Jamones Faustino Prieto vende alrededor de 14.000 piezas al año procedentes de Guijuelo, con mucha diferencia, la principal comarca de cerdo ibérico del país. Pero necesitará más mercado exterior si pretende recuperar todo el volumen de negocio perdido. El 90 por ciento de su producción llega al consumidor final a través de envíos a domicilio, el resto se comercializa en pequeñas tiendas de ‘delicatessen’ y restauración de alta cocina. Fuera de España vende “poco, pero en la Unión Europea sí, un 10 por ciento más o menos”, calcula Miguel Ángel.

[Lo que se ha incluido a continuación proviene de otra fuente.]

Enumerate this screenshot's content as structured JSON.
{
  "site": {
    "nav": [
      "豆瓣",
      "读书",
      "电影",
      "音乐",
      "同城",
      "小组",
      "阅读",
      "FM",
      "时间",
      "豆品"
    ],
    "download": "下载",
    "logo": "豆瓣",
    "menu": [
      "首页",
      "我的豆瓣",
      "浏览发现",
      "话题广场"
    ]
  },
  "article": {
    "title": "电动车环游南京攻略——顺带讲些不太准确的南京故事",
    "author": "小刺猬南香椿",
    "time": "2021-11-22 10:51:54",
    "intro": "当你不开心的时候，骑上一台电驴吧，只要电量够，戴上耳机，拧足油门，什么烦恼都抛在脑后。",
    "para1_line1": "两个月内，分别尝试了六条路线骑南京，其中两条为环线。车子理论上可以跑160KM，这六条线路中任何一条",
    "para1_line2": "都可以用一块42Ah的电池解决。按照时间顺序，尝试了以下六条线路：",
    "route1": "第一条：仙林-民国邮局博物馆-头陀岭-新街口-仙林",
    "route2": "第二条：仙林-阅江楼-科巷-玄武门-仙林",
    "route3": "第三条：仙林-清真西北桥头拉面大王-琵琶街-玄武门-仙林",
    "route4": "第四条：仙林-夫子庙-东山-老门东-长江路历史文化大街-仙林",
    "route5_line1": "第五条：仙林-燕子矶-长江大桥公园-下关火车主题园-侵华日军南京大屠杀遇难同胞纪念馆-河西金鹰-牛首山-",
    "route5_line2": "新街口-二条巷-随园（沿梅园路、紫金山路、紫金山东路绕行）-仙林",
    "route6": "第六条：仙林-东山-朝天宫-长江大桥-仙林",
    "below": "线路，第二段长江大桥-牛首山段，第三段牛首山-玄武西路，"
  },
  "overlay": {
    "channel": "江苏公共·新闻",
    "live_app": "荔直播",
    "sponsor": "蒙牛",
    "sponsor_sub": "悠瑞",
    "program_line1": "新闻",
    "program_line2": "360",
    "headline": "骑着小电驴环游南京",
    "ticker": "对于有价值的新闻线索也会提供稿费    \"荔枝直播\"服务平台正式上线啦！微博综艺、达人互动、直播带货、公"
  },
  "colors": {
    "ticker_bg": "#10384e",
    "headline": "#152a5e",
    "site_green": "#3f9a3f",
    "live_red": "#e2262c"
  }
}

“En Europa no es difícil, el resto es otra cosa. Llevamos años con papeles y no somos capaces de conseguirlo. De hecho tengo un cliente en Japón, cliente entre comillas, que espera nuestro jamón desde hace tres años, más o menos. Él se lleva para su casa en la maleta, pero quiere para venderlo en tres restaurantes suyos y no puede porque no tenemos la documentación. Hicimos una fábrica nueva hace cuatro años para tratar de adaptarnos mejor al mercado y nada, todavía no podemos. Cada día viene un veterinario distinto, uno te pide una cosa, luego otro te pide otra distinta... Estados Unidos ni lo hemos intentado, es también complicadísimo, casi imposible salvo para empresas muy fuertes con mucho dinero. México en comparación es más fácil y ya lo tenemos casi conseguido, pero ha podido pasar un año y medio tranquilamente desde que empezamos con los papeles. Esperas durante años, te abren una puerta y de repente te dicen que no, que ésta no era y que preguntes en esa otra. Y a esperar otro año”.